Southwestern Pasta Salad

Reblogged from two peas & their pod

Yield: Serves 4-6

Prep Time: 15 minutes

Cook Time: 10 minutes

Total Time: 25 minutes

 

Ingredients:

For the salad:

 
8 ounces pasta (I used Rotini)
1 (15 oz) can black beans, drained and rinsed
1 cup grape tomatoes
1/2 cup diced red bell pepper
1/2 cup diced orange or yellow bell pepper
1/2 cup diced red onion
1/2 cup sweet corn (can use frozen corn)
1 large avocado, peeled, seeded, and diced
Salt and pepper, to taste
1 lime, for juicing over the salad
1/4 cup chopped cilantro
 
For the Creamy Avocado Dressing:
 
2 ripe avocados, peeled and seeded
3 tablespoons plain Greek yogurt (I use Chobani)
1/2 cup low-fat buttermilk
2 cloves garlic, minced
1/4 cup chopped fresh cilantro
2 tablespoons chopped green onion
1 small jalapeño pepper, chopped and seeds removed
2-3 tablespoons fresh lime juice
1/4 teaspoon ground cumin
Salt and ground black pepper, to taste

Directions:

1. Bring a large pot of water to a boil. Salt the water and stir in the pasta. Cook until al dente. Rinse with cold water and set aside.

2. While the pasta is cooking, make the Creamy Avocado Dressing.
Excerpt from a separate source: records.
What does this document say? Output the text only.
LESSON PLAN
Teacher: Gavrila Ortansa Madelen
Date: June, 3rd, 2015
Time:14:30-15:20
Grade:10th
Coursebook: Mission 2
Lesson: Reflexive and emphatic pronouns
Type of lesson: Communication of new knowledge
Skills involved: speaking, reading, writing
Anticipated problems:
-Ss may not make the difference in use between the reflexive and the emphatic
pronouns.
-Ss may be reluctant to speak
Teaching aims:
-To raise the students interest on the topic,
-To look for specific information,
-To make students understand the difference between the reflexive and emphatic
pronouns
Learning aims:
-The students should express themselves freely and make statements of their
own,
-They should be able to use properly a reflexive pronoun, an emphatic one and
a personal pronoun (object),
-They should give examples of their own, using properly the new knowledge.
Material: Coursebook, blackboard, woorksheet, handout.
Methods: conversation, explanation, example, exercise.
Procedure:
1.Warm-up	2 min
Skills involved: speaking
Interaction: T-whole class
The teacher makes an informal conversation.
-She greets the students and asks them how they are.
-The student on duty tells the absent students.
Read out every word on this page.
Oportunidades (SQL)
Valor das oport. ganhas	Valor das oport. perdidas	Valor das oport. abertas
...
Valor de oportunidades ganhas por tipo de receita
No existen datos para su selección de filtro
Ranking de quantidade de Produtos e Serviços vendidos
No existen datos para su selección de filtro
Combine all of the dressing ingredients in a blender or food processor and blend until smooth.

3. In a large bowl, combine pasta, black beans, tomatoes, peppers, red onion, corn, and chopped avocado. Pour dressing over pasta salad and stir until salad is well coated. Season with salt and pepper. Squeeze fresh lime juice over the salad, so the avocados don’t brown. Garnish with chopped cilantro and serve at room temperature or chilled.

Note, you may have leftover dressing, depending on how “dressed” you like your pasta salad. If the dressing is too thick, add more buttermilk.